The end of an era for teenage drivers?

 

Hands of young man tearing learner driver sign on white background

 

Getting your first vehicle used to be a right of passage – the opportunity to get about without asking for a lift; the chance to explore places beyond your local bus route, and precious moments when you could pull up at college with music blaring out the window.

But it looks like this version of adulthood is becoming less appealing - or at least feasible - for younger drivers. Recent research shows that the number of teenagers with driving licences has dropped by nearly 40% in comparison to two decades ago.

There seem to be different responses to this news: some rejoicing in the fact that this will mean less cars on the road, while others focus with some nostalgia about the end of the era when a car meant your ticket to adulthood.

The costs certainly are prohibitive, from driving lessons through to buying and running a car. And that’s without even factoring the £1,000 + insurance that young drivers need to pay.

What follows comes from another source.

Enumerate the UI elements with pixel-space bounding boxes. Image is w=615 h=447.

This is certainly the perspective that the AA has, with president Edmund King saying: “We know from our own driving school that learning to drive is still seen as a rite of passage for many young people, but that the cost of insurance, in particular, can be a barrier to young people’s driving aspirations.”

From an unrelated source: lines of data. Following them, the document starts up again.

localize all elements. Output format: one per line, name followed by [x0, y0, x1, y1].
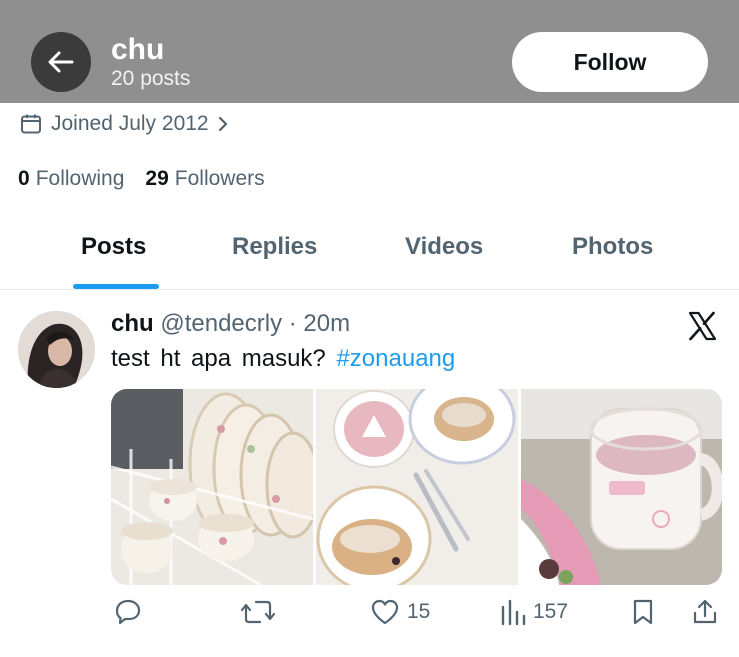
tab-posts[interactable]: Posts	[81, 232, 146, 262]
share-button[interactable]	[691, 598, 719, 626]
tab-replies[interactable]: Replies	[232, 232, 317, 262]
tab-photos[interactable]: Photos	[572, 232, 653, 262]
back-button[interactable]	[31, 32, 91, 92]
media-photo-1[interactable]	[111, 389, 313, 585]
follow-button[interactable]: Follow	[512, 32, 708, 92]
post-actions: 15 157	[111, 598, 722, 632]
avatar[interactable]	[18, 311, 95, 388]
views-button[interactable]: 157	[500, 598, 568, 626]
bookmark-icon	[633, 599, 653, 625]
media-photo-2[interactable]	[316, 389, 518, 585]
profile-header: chu 20 posts Follow	[0, 0, 739, 103]
post-hashtag[interactable]: #zonauang	[336, 345, 455, 372]
followers-count: 29	[145, 167, 169, 190]
profile-tabs: Posts Replies Videos Photos	[0, 214, 739, 290]
repost-icon	[241, 600, 275, 624]
x-logo-icon	[688, 311, 717, 341]
header-post-count: 20 posts	[111, 67, 191, 90]
following-label: Following	[35, 167, 125, 190]
follow-stats: 0 Following 29 Followers	[18, 165, 286, 193]
joined-date[interactable]: Joined July 2012	[20, 110, 238, 138]
tab-videos[interactable]: Videos	[405, 232, 483, 262]
media-photo-3[interactable]	[521, 389, 722, 585]
like-button[interactable]: 15	[370, 598, 430, 626]
joined-label: Joined July 2012	[51, 112, 209, 135]
post-author-name[interactable]: chu	[111, 310, 154, 337]
post-body: test ht apa masuk?	[111, 345, 326, 372]
repost-button[interactable]	[241, 598, 275, 626]
like-icon	[371, 599, 399, 625]
like-count: 15	[407, 600, 431, 623]
reply-button[interactable]	[113, 598, 143, 626]
post-handle-time[interactable]: @tendecrly · 20m	[160, 310, 350, 337]
chevron-right-icon	[218, 116, 227, 132]
share-icon	[693, 599, 717, 624]
post-text: test ht apa masuk? #zonauang	[111, 344, 455, 374]
active-tab-indicator	[73, 284, 159, 289]
back-arrow-icon	[48, 51, 74, 73]
views-icon	[501, 599, 526, 626]
followers-label: Followers	[174, 167, 265, 190]
followers-stat[interactable]: 29 Followers	[145, 165, 264, 193]
header-name: chu	[111, 33, 165, 66]
post-media-grid	[111, 389, 722, 585]
following-count: 0	[18, 167, 30, 190]
views-count: 157	[533, 600, 569, 623]
calendar-icon	[21, 114, 41, 134]
following-stat[interactable]: 0 Following	[18, 165, 124, 193]
post-header: chu @tendecrly · 20m	[111, 309, 350, 339]
reply-icon	[115, 599, 141, 625]
bookmark-button[interactable]	[631, 598, 655, 626]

A lack of well-paid stable jobs for young people has been cited as one of the reasons that tie in with this financial explanation for the reduction in people taking driving tests.

But the decrease doesn’t seem to be all down to money. Twenty years ago there was no such thing as Facebook or other forms of online ‘socialising’. It’s thought that communicating by smartphone or computer has changed how often people go out – a study done a few years previously showed that young people spend an average extra hour at home in 2014 compared to 2014. Why drive to your friend’s house when you can chat with them from the comfort of your own home?

With the job situation unlikely to suddenly change and different ways of communicating online popping up each day, it looks like the reduction in young people taking driving tests could increase even more - for better or worse.